Me Harvey regrette aussi que des informations, jusqu’alors confidentielles, aient été transmises à la Secrétaire au Greffe du Barreau. Elle n’aurait jamais dû apprendre qu’une plainte formelle planait au-dessus de lui-même, poursuit la demande judiciaire.

« D’ailleurs, c’est plutôt le fait pour Me Bilodeau de révéler cette information à des tiers tel (sic) que madame Sylvie Roy qui constituerait un bris de confidentialité et un bris du serment de discrétion de Me Guy Bilodeau. »

« Il se trouve donc que Me Guy Bilodeau intervient dans le processus de la demande d’inscription au service de garde dans la poursuite d’un objectif autre que l’application de la loi // Dès lors, le défendeur ne bénéficie plus de l’immunité prévue par la loi », poursuit la requête introductive d’instance.

Estimant avoir été « restreint indûment » dans son droit de joindre le Service de garde du Barreau, Me Harvey réclame 29 500 $ à Guy Bilodeau, soit 12 500 $ en dommages moraux, 2 500 $ pour les troubles et inconvénients subis, 7 500 $ en perte de revenus et 7 000 $ en dommages punitifs.

« Au final, le défendeur intervient alors qu’il ne le devrait pas, demande à une tierce partie de dissimuler ses actions, se fait justice lui-même et adopte une attitude déshonorante envers un avocat et la profession toute entière », complètent les documents judiciaires.

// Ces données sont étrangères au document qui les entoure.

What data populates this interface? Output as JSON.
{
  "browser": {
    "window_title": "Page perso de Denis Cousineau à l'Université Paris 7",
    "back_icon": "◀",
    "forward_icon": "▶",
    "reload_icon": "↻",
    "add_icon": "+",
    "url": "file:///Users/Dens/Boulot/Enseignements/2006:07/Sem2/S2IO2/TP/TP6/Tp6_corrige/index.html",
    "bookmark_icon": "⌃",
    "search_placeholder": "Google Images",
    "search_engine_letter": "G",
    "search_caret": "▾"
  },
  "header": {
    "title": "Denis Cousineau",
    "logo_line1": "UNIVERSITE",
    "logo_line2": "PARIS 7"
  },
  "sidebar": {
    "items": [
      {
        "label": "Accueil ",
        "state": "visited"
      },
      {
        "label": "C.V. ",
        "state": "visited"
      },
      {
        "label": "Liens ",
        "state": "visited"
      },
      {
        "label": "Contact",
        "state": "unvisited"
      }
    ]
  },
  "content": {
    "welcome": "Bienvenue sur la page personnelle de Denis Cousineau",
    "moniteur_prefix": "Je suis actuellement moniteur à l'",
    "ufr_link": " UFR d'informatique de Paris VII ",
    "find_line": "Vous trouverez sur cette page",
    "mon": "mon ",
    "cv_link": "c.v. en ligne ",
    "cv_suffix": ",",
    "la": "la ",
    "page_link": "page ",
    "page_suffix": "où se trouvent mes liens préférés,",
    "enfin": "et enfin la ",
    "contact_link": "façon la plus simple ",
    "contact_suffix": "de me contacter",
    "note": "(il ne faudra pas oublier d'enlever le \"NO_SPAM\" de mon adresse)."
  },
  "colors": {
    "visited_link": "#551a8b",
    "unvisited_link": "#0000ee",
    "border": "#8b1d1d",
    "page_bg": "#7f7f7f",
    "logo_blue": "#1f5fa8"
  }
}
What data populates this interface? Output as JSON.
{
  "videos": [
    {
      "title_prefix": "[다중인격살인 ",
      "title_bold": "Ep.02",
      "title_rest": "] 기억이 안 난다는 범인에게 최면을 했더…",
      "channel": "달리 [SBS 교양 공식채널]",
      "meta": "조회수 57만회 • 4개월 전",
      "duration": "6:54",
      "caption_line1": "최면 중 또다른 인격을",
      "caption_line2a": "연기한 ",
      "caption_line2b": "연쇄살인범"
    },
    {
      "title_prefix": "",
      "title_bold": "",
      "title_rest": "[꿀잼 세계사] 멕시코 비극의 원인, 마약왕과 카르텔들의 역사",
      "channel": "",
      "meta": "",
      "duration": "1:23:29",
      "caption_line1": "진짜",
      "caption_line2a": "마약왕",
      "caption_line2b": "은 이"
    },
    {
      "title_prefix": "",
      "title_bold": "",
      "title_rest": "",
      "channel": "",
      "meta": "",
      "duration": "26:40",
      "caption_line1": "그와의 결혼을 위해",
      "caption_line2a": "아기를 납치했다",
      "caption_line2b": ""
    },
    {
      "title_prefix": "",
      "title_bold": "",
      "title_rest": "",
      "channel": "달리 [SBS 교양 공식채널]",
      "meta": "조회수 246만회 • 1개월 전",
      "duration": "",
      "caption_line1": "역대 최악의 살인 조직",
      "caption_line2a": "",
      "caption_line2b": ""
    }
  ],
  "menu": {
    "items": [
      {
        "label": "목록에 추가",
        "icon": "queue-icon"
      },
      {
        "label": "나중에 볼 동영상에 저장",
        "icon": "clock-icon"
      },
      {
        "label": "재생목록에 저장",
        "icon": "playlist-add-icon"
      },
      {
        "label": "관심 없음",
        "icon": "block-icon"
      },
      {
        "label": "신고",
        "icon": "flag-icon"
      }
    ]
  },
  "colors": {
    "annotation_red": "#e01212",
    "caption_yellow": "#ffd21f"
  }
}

Contacté par Droit-inc, Me Bilodeau a décliné notre demande d’entretien. La conseillère en relations publiques du Barreau, Martine Meilleur, nous a expliqué pour sa part que le Barreau du Québec « applique un devoir de réserve » sur tout dossier judiciaire ou disciplinaire.

« Ainsi, le Barreau du Québec ne peut commenter des situations impliquant des avocats. Cette ligne de conduite s’applique, a fortiori et pour les mêmes raisons, lorsque le Barreau du Québec est interpellé directement dans un processus judiciaire pour quelque motif que ce soit », nous a-t-elle indiqué.